4721 sayılı Türk Medeni Kanunu"nun 713 üncü maddesinin 1 ve 2’nci fıkraları gereğince açılan tescil davası ile ilgili olarak aynı yerle ilgili olarak açılan 2’nci davanın olumlu sonuçlanabilmesi için, ilk kararın kesinleşmesinden itibaren taşınmaz üzerindeki zilyetliğin davasız, aralıksız ve malik sıfatıyla yeniden 20 (yirmi) yıl sürmesi gerekmektedir. Davacı kişi 1992 yılında açtığı dava ile dava konusu taşınmazı nizalı hale getirmiştir ve taşınmazın niza konusu olduğu dava 1994 yılında kesinleşmiştir. Açılan 2’nci davanın ise, ilk kararın kesinleşmesinden itibaren 20 yıllık süre dolmadan açıldığı, dava açılmasının doğal sonucu olarak tescil davasının açıldığı tarihten, ilk kararın kesinleşmesi tarihine kadar geçen zilyetlik süresi dava konusu olduğundan sonra açılan tescil davasına eklenemeyecektir. Bir başka anlatımla davanın kesinleşmesinden itibaren yeniden 20 yıllık sürenin dolmuş olması gerekecektir. (BK. Md.135) YİBGK"nın 19.01.2007 gün E: 2005/1, K: 2007/1 sayılı kararı da dikkate alındığında önceki dava, süren zilyetliği kesmiştir.

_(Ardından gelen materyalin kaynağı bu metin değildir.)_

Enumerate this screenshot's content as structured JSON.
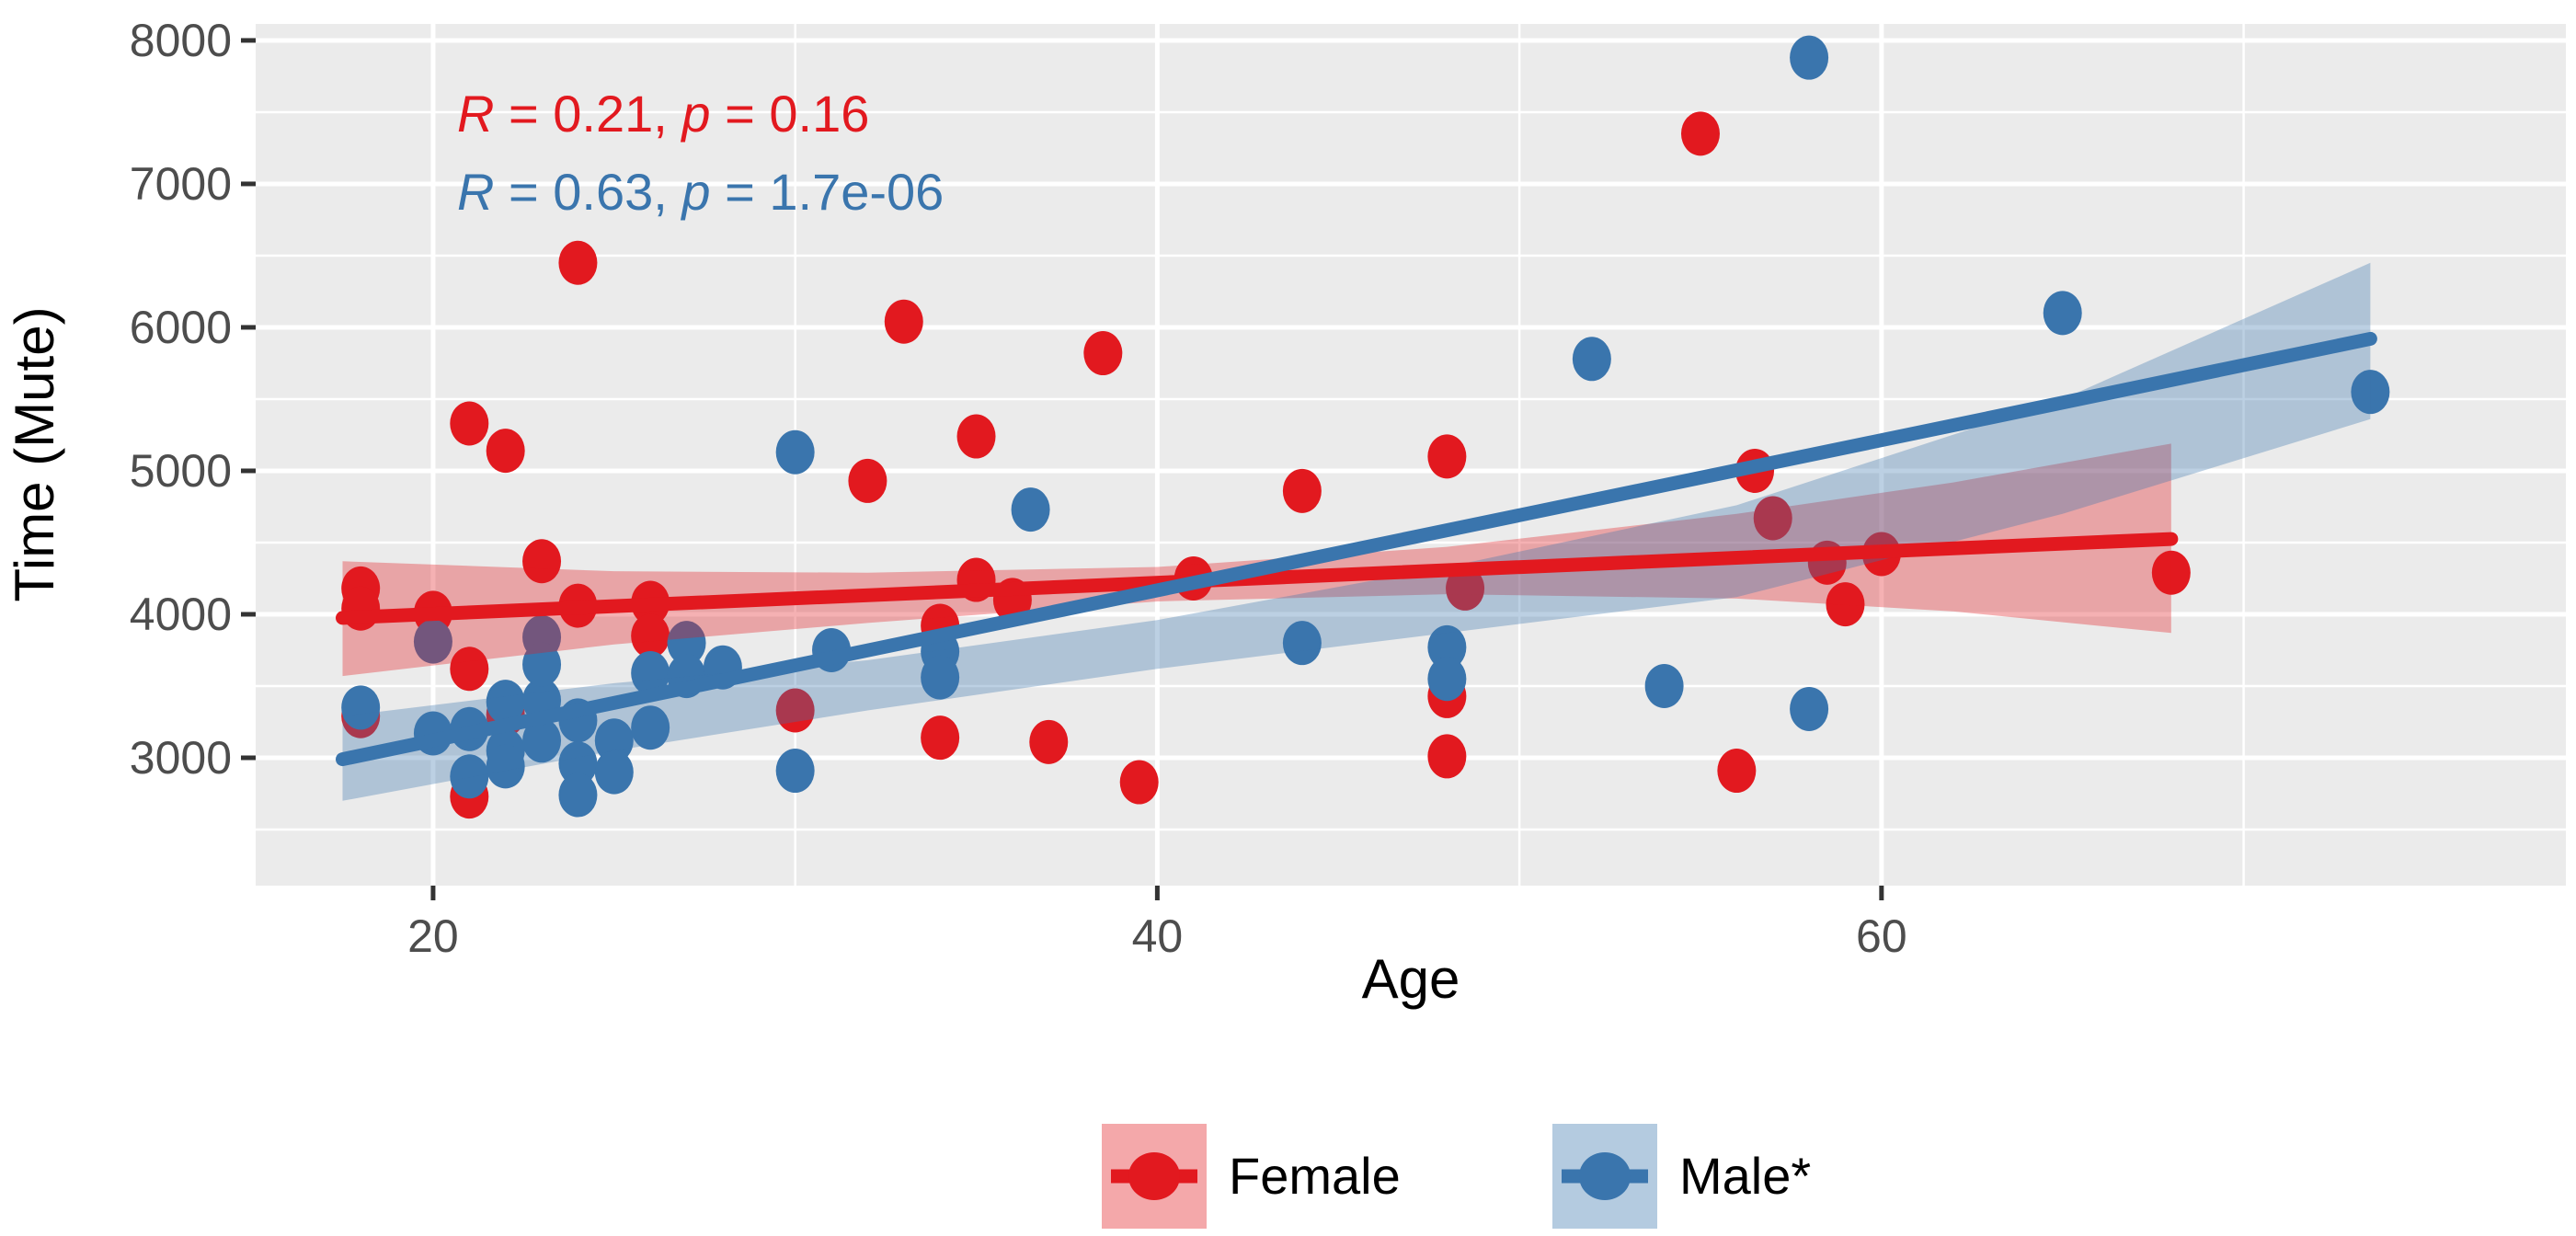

Yukarıda açıklandığı üzere çekişmeli taşınmazın krokide (A) ile gösterilen bölümü hem yüksek eğimli funda ve makilerle kaplı orman ve toprak muhafaza karakteri taşıması nedeniyle orman sayılan yerlerden olması, hem de davacının dava konusu taşınmazı daha önce niza konusu yapması ve önceki davanın kesinleşmesinden itibaren 20 yıllık zilyetlik süresinin de dolmaması hususları gözetilerek davacı gerçek kişinin krokide (A) ile gösterilen 7504,85 m²’lik taşınmaz bölümüne yönelik davasının reddine karar verilmesi gerekirken, delillerin yanılgılı değerlendirilmesi sonucu davanın kabulü yolunda hüküm kurulması usul ve yasaya aykırıdır.
SONUÇ: 1) Yukarıda 1. bentte açıklanan nedenlerle; davacı gerçek kişi vekilinin krokide (B) ile gösterilen 2940,85 m²’lik bölümüne yönelik temyiz itirazlarının reddi ile çekişmeli taşınmazın krokide (B) ile gösterilen bölümüne yönelik hükmün ONANMASINA, aşağıda yazılı onama harcının temyiz edene yükletilmesine,
2) 2. bentte açıklanan nedenlerle; davalı Hazine ve Orman Yönetiminin temyiz itirazlarının kabulü ile krokide (A) ile gösterilen 7504,85 m²’lik bölüme yönelik hükmün BOZULMASINA, peşin alınan temyiz harcının istek halinde Orman Yönetimine iadesine 16/01/2012 günü oybirliği ile karar verildi.